After a bit of being crushed because I was obviously not differentiating myself from the pack, I reflected to understand the power of frequency and recency. Frequency and recency are tactics commonly used in the medical/pharmaceutical sales field, whereby a physician is very likely to get “detailed” by different salespeople about the same drug/product several times a week. Kind of a beat them in to submission, shock-and-awe, process that is quite effective. Most pharmaceutical reps are partly measured based on their “frequency” of sales calls to target physicians.

Fast forward to today – in terms of networking and referrals, frequency and recency are equally as powerful. It’s one of the driving principles behind why networking groups that meet weekly (eg., BNI) versus every two weeks or monthly are more than 4X as effective with respect to the number and value of referrals. Out of sight, out of mind you might say. The more time and energy you spend building deep, meaningful relationships with your referral partners, clients, and colleagues, the better your results. When you see these folks on a regular, ideally weekly basis, and you focus on providing value to them, the more they will want to help you.
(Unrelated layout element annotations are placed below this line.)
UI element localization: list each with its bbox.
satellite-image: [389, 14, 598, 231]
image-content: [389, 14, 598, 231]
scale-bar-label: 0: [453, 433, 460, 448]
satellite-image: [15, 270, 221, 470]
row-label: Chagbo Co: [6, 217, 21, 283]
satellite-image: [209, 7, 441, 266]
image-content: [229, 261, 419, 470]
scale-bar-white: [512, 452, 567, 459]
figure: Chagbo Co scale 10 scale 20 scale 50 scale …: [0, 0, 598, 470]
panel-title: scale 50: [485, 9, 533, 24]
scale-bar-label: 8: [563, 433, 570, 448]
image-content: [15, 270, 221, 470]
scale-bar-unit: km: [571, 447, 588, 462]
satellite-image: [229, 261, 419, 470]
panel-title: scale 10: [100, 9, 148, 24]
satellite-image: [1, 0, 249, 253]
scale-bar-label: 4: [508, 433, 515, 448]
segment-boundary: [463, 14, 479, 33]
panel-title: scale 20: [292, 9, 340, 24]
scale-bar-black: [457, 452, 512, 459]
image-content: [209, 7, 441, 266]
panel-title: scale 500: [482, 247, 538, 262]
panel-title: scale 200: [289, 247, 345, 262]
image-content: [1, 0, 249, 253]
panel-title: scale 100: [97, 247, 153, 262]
One easy strategy is to identify who your top 20 referral sources are (or whoever produces the top 20% of your revenue), be they referral partners, clients, or colleagues, and meet with them on a regular, consistent basis. Be sure to always deliver value and seek ways to help them, not just “visit,” or you’ll soon be a pest. Walk that fine line though and the results will be fantastic.

Oh, and the rest of my story about the pizza and the physician, is that you can believe I had a pizza delivered to that guy every Friday at lunch for a full year with a note and my business card – increased his utilization 50%. Frequency & Recency friends.